Heute geht es um das Thema: Was fange ich mit den Jahren in meiner Rente an? Inzwischen sind in Deutschland über 100 Ehrenamtsagenturen unterwegs, die Familien für ihre Kinder Leihomas oder Patenomas vermitteln. Heute geht es um den Film „Enkel für Anfänger“. Eine Komödie für Best Ager, für ihre Kinder und für ihre Enkelkinder. Ein Film für 3 Generationen.

Dazu spreche ich mit Robert Löhr, er ist Schriftsteller und Autor für Film, Fernsehen und Bühne und hat das Drehbuch von „Enkel für Anfänger“ geschrieben.

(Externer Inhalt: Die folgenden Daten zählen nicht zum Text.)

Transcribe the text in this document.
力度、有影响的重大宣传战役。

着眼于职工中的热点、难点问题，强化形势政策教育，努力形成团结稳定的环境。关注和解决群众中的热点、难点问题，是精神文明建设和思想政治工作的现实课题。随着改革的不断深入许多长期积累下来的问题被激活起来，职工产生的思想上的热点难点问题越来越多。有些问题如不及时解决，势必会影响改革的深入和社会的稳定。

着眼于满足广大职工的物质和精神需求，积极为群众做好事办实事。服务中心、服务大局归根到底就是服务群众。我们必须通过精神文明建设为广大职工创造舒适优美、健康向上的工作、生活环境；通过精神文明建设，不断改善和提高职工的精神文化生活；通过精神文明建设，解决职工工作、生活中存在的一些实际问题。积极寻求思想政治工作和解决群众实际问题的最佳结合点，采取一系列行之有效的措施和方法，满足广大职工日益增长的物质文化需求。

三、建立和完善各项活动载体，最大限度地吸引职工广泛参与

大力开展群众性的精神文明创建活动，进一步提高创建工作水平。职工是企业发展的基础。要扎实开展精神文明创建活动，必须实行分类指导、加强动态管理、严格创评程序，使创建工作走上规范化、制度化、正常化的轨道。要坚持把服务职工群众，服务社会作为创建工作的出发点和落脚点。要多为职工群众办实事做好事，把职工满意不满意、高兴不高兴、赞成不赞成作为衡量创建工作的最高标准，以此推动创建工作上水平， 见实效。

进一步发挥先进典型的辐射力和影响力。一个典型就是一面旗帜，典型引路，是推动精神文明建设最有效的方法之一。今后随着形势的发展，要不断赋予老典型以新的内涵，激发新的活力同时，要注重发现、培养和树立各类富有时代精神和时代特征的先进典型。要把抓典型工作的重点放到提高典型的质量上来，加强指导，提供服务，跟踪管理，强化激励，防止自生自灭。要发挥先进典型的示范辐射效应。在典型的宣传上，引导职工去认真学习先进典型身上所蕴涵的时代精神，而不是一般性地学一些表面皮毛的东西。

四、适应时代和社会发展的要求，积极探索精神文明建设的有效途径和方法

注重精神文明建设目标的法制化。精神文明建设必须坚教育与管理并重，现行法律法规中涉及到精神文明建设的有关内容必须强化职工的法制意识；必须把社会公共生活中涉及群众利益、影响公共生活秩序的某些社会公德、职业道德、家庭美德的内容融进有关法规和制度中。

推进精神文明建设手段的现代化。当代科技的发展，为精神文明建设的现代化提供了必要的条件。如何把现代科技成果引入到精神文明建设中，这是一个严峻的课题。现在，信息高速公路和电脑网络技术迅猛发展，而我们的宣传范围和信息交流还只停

Der Inhalt des Films zusammengefasst:

„Auf Nordic Walking und Senioren-Kurse an der Uni haben die Rentner Karin (Maren Kroymann), Gerhard (Heiner Lauterbach) und Philippa (Barbara Sukowa) keine Lust. Und mit Kindern und Enkeln hatten Karin und Gerhard bislang auch so gar nichts am Hut. Deshalb verhilft Philippa, die als Paten-Oma von Leonie das Leben voll auskostet, den beiden zur unverhofften Großelternschaft. Im Handumdrehen haben sie zwei „lebhafte“ Paten-Enkel zu versorgen, eine riesige Hüpfburg im Garten stehen und Lego-Steine an den Füßen kleben. Drei nicht mehr ganz blutjunge Anfänger treffen auf Familienwahnsinn für Fortgeschrittene: hyperaktive Patchwork-Geschwister, stirnrunzelnde Helikoptereltern und alleinerziehende Mütter mit ihren Tinder-Profilen inklusive…“ (zitiert aus dem Presseheft zum Film)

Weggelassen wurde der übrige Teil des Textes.